Все годы, что мы прожили вместе, до самой ее смерти, я думал, что все это связано с родителями. И история с автобусом — про родителей, и внезапные ночные пробуждения со слезами — про родителей, и когда она сердилась на меня, срывалась, а потом много дней хранила ледяное молчание, я тоже считал, что все это в некотором роде про родителей. Потеря зияла так явственно, так очевидно, что вроде и не было нужды искать иных причин. Откуда мне было знать, что в черные омуты ее жизни засосало еще и ребенка?
Я бы о нем вообще никогда не узнал, если бы не один странный эпизод, почти под занавес ее жизни. Болезнь Альцгеймера к тому времени уже расцвела пышным цветом. Вначале-то она пыталась ее скрывать. Допустим, напомню я ей о чем-нибудь: как мы много лет назад ходили с ней в приморский ресторан в Борнмуте или как на Корсике во время катанья на катере у нее ветром сдуло шляпку и понесло по волнам к берегам Африки — так мы во всяком случае предполагали потом, лежа в постели, пронизанные солнцем, обнаженные, счастливые. Я ей напоминал, а она говорила «да-да, конечно-конечно», но я по глазам видел, что ничего она не помнит, за ее кивками — пустота, пропасть, черная прорубь, в которой она исчезает каждое утро независимо от сезона и погоды. Потом наступил период, когда она испугалась, осознав, как много теряет каждый день, а возможно, и каждый час, словно медленно, по капле, истекает кровью, и для нее скоро наступит полное беспамятство и забвение. Когда мы выходили на прогулку, она хваталась за мою руку, как будто в любую минуту улица может исчезнуть вместе с деревьями, домами, вместе со всей Англией, и мы покатимся под откос вверх тормашками, не в силах выпрямиться и остановиться. А после и этот период закончился, и памяти, чтобы за нее бояться, у нее больше не было, она больше не помнила, что когда-то было иначе, и с этого момента она двигалась вперед уже в одиночку. Совершенно, безнадежно одна, пустилась она в долгий путь к берегам своего детства. Ее речь, если можно было назвать это речью, распалась, рассыпалась, оставляя горстки крошек там, где некогда стояло прекрасное здание.
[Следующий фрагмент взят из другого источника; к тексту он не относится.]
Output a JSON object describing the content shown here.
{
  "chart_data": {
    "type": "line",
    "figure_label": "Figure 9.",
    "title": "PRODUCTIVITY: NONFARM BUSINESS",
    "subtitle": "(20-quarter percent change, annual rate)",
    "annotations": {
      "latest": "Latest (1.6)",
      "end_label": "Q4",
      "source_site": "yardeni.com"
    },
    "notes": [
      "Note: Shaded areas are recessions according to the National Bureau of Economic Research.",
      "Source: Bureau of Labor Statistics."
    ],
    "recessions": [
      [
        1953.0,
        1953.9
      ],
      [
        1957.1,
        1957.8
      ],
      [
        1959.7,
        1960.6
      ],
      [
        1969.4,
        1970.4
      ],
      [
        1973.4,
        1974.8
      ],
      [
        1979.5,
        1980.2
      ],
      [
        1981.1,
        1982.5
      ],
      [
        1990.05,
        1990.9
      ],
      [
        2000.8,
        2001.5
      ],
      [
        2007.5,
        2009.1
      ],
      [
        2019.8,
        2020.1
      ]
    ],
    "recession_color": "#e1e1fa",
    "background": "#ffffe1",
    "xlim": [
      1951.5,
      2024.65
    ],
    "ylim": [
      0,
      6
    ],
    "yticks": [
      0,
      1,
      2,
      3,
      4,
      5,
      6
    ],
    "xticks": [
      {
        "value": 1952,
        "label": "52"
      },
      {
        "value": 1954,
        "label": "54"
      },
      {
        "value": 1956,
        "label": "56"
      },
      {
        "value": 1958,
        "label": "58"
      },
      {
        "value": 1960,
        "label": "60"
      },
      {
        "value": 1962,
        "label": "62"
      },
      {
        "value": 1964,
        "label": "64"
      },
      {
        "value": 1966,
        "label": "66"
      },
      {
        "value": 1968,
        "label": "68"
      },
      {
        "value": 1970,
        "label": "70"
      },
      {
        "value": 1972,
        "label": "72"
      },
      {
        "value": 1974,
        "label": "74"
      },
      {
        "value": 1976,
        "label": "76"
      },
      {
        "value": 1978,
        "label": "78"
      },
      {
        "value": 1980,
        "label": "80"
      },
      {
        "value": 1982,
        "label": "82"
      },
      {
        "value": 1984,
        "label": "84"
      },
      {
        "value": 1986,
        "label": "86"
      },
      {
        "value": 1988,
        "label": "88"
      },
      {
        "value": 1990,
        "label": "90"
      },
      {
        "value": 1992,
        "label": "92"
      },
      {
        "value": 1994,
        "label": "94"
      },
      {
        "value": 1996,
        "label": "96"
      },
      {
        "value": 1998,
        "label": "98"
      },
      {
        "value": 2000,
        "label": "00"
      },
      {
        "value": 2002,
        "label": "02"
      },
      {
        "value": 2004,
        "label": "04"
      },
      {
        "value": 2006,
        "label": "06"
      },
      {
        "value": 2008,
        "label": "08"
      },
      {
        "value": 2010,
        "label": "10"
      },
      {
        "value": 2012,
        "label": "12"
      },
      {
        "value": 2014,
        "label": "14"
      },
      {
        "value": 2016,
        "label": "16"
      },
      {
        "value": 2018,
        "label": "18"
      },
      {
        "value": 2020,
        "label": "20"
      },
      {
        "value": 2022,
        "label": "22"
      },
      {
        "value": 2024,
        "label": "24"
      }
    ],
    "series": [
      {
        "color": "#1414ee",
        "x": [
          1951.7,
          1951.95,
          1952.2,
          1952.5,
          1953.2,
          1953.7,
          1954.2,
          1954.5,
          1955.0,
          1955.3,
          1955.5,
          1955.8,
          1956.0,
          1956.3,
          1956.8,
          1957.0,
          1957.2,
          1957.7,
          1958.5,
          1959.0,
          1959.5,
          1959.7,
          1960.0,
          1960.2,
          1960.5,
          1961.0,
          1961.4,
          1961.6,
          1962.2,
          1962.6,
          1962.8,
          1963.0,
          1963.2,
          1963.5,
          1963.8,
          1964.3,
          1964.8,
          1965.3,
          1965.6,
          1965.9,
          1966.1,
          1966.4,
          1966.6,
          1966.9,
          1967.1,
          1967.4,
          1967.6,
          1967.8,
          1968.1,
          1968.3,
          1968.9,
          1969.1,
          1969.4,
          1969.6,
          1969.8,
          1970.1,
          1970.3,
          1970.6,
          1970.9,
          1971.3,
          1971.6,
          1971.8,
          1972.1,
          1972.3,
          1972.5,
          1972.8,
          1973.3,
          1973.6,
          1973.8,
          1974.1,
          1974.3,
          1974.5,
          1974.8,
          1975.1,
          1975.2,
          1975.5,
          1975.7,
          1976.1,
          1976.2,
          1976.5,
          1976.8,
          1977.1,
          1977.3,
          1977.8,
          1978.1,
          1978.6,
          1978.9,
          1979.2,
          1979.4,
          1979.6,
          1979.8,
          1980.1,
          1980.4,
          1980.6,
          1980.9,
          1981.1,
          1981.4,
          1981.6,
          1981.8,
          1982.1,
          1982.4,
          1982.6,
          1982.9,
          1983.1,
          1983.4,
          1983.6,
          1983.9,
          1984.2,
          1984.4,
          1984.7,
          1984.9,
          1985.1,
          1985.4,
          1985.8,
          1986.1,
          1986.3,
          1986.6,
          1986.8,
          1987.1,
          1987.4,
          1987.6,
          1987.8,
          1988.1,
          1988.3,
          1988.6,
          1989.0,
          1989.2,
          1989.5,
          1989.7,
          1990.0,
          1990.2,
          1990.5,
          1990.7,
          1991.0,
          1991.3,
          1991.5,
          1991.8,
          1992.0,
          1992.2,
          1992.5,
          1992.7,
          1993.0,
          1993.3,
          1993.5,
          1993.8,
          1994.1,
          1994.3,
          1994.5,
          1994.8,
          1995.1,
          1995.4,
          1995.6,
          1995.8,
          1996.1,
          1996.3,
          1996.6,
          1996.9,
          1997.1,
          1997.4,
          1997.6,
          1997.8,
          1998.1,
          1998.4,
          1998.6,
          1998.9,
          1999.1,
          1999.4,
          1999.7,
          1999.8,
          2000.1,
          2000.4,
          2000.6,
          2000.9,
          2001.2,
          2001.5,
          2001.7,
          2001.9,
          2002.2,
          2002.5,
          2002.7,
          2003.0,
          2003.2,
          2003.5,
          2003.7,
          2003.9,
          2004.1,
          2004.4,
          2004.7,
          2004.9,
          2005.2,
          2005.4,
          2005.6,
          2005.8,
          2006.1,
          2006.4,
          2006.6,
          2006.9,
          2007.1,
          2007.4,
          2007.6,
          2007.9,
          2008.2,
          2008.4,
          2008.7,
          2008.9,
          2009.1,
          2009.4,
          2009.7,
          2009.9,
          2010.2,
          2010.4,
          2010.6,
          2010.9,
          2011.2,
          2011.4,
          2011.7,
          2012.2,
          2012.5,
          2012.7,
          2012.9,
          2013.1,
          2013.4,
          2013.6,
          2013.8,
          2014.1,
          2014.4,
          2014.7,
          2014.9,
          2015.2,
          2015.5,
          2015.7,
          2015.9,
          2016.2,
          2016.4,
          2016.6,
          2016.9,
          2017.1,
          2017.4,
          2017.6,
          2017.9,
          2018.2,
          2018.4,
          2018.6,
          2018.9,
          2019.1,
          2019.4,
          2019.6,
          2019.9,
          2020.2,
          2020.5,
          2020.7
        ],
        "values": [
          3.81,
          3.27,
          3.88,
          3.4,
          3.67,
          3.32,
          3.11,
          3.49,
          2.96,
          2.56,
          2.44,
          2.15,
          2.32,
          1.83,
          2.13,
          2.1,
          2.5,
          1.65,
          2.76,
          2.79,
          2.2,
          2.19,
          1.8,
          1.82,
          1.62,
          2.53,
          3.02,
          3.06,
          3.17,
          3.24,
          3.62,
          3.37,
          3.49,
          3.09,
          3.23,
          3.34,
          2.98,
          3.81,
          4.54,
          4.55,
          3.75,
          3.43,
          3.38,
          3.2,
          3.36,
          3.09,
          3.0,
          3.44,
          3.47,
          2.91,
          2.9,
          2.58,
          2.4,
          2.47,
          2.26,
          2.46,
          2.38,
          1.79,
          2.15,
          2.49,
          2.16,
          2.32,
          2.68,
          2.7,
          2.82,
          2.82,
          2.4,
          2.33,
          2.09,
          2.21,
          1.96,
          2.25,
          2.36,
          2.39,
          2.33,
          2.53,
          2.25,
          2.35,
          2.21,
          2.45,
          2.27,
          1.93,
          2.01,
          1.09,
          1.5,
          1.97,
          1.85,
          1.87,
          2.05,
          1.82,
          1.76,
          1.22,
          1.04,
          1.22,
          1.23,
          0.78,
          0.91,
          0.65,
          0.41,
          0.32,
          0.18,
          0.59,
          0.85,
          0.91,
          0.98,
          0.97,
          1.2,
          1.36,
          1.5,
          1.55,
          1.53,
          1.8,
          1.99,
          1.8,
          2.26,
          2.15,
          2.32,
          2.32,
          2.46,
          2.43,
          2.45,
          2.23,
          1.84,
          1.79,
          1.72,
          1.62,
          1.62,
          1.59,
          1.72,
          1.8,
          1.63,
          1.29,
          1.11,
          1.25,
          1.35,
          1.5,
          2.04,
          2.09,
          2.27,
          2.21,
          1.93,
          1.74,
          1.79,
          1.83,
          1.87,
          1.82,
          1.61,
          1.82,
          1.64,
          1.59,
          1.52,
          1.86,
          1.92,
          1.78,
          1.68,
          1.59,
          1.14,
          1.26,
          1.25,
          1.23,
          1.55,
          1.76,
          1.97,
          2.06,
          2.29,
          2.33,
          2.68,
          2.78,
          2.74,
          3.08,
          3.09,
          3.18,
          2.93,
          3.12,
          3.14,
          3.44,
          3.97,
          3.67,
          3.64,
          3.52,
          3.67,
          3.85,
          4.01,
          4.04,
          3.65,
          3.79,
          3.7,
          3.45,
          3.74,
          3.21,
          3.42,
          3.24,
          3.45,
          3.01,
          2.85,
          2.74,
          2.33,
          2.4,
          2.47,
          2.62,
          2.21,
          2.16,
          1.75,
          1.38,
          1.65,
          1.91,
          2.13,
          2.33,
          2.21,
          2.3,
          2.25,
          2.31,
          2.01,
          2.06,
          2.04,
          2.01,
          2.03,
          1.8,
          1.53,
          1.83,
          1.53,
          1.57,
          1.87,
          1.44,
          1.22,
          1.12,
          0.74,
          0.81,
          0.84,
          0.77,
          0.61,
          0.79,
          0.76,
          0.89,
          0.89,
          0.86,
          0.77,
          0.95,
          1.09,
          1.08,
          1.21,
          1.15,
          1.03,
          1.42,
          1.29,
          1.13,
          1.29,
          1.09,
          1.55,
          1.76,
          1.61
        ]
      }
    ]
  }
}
В те дни она и начала убегать. Я возвращался из магазина, а входная дверь — нараспашку. И Лотте нет. Когда это произошло впервые, я сел в машину и, вконец обезумев, ездил минут пятнадцать по окрестностям. Она нашлась в полумиле от дома, на Хэмпстед-лейн — сидела на автобусной остановке без верхней одежды, хотя была зима. Увидев меня, она не двинулась с места, не встала. Лотте, сказал я, наклонившись к ней. А может, я сказал: любимая. Куда ты собралась? Навестить друга, сказала она, болтая ногами — то скрещивала их, то распрямляла. Какого друга?